Pathology:
degeneration of dopaminergic neuron at the nigrostriatal pathway
degeneration of dopaminergic neuron at the nigrostriatal pathway
3 cardinal features: bradykinesia with rigidity and/or resting tremor
Features in Neurological Examination:
1. General inspection:
-> mask-like facies ('hypomimia') with reduced eye blinking rate, drooling of saliva
-> pill-rolling tremor
2. Assess gait
-> parkinson patient has difficulty in initiating gait, but when they start walking, their gait tend to shuffle with lack of arm swing with festinating gait (and stooped posture) as if they try to find their centre of gravity, and when they made a turn, it's usually done in small steps like statue (turn 'en bloc')
3. Tone for rigidity
-> at the elbow-> lead-pipe rigidity, at the wrist-> cog-wheel rigidity
-> in patient that are on medication, the rigidity may not be easily be demonstrated so you may need to bring out by assessing tone in one side of one limb and the other side, ask patient to move their hands up and down and pat their hand on the thigh
4. Assess for tremor
-> by asking the patient to put their hands on the thigh with the thumb up to the ceiling. If the tremor, not presence, try to distract patient by asking them to close their eyes and count number backward, this will help to bring out the tremor. Make a note whether this is symmetrical or asymmetrical. Idiopathic will be asymetrical/unilateral while parkinsonism from other cause will be symmetrical
5. Assess for bradykinesia (slowing with decrement)
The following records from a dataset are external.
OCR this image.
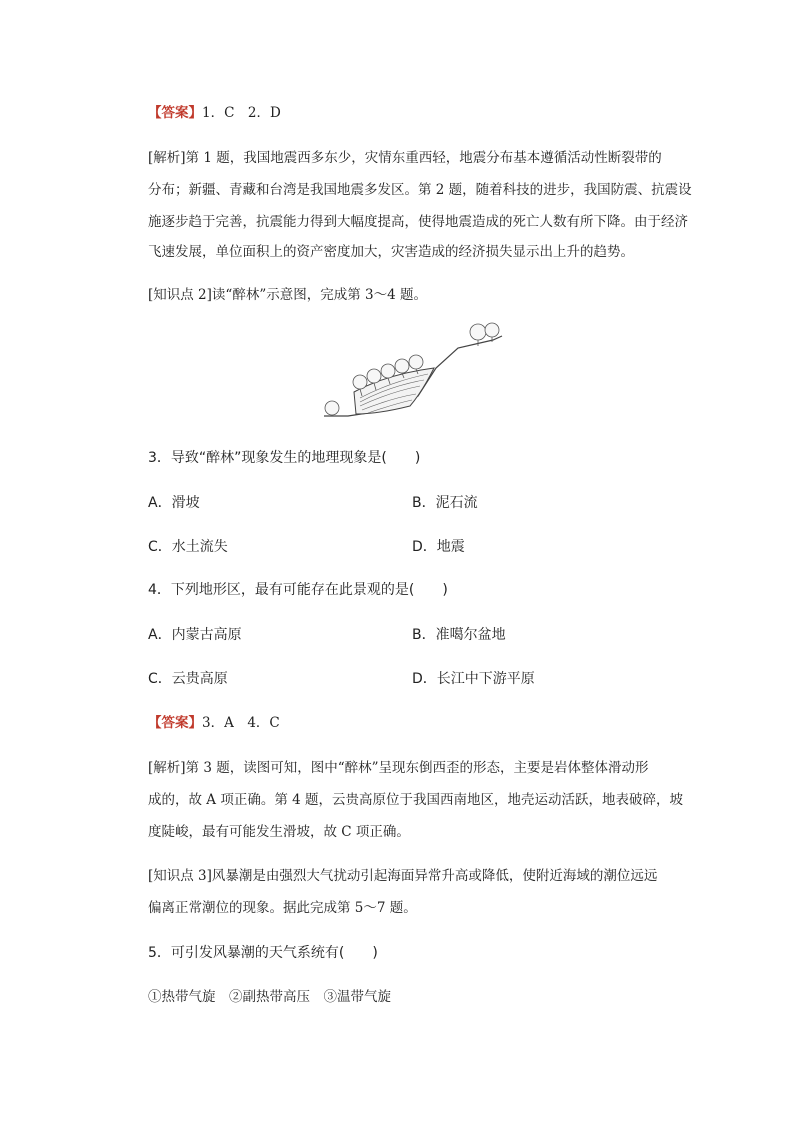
【答案】1．C　2．D
[解析]第 1 题，我国地震西多东少，灾情东重西轻，地震分布基本遵循活动性断裂带的
分布；新疆、青藏和台湾是我国地震多发区。第 2 题，随着科技的进步，我国防震、抗震设
施逐步趋于完善，抗震能力得到大幅度提高，使得地震造成的死亡人数有所下降。由于经济
飞速发展，单位面积上的资产密度加大，灾害造成的经济损失显示出上升的趋势。
[知识点 2]读“醉林”示意图，完成第 3～4 题。
3．导致“醉林”现象发生的地理现象是(　　)
A．滑坡	B．泥石流
C．水土流失	D．地震
4．下列地形区，最有可能存在此景观的是(　　)
A．内蒙古高原	B．准噶尔盆地
C．云贵高原	D．长江中下游平原
【答案】3．A　4．C
[解析]第 3 题，读图可知，图中“醉林”呈现东倒西歪的形态，主要是岩体整体滑动形
成的，故 A 项正确。第 4 题，云贵高原位于我国西南地区，地壳运动活跃，地表破碎，坡
度陡峻，最有可能发生滑坡，故 C 项正确。
[知识点 3]风暴潮是由强烈大气扰动引起海面异常升高或降低，使附近海域的潮位远远
偏离正常潮位的现象。据此完成第 5～7 题。
5．可引发风暴潮的天气系统有(　　)
①热带气旋　②副热带高压　③温带气旋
-> assess by asking the patient to tap the thumb with each finger, there will decremental of the amplitude and frequency of succession tap. Same can be demonstrated on lower limb by using heel tap
6. Assess the speech
-> monotonous, low volume
7. Assess the function
-> ie: assess the handwriting for micrographia, by asking patient to button and unbutton cloth
8. Assess for Parkinson plus features
-> vertical gaze palsy in PSP, horizontal gaze palsy in MSA
-> assess for cerebellar features
At the end of the examination, say you want to take full history of the patient including occupational history, family history and drug history as well as full neurological and cognitive assessment. You also want to check the standing and lying BP (to check for autonomic involvement such as in MSA).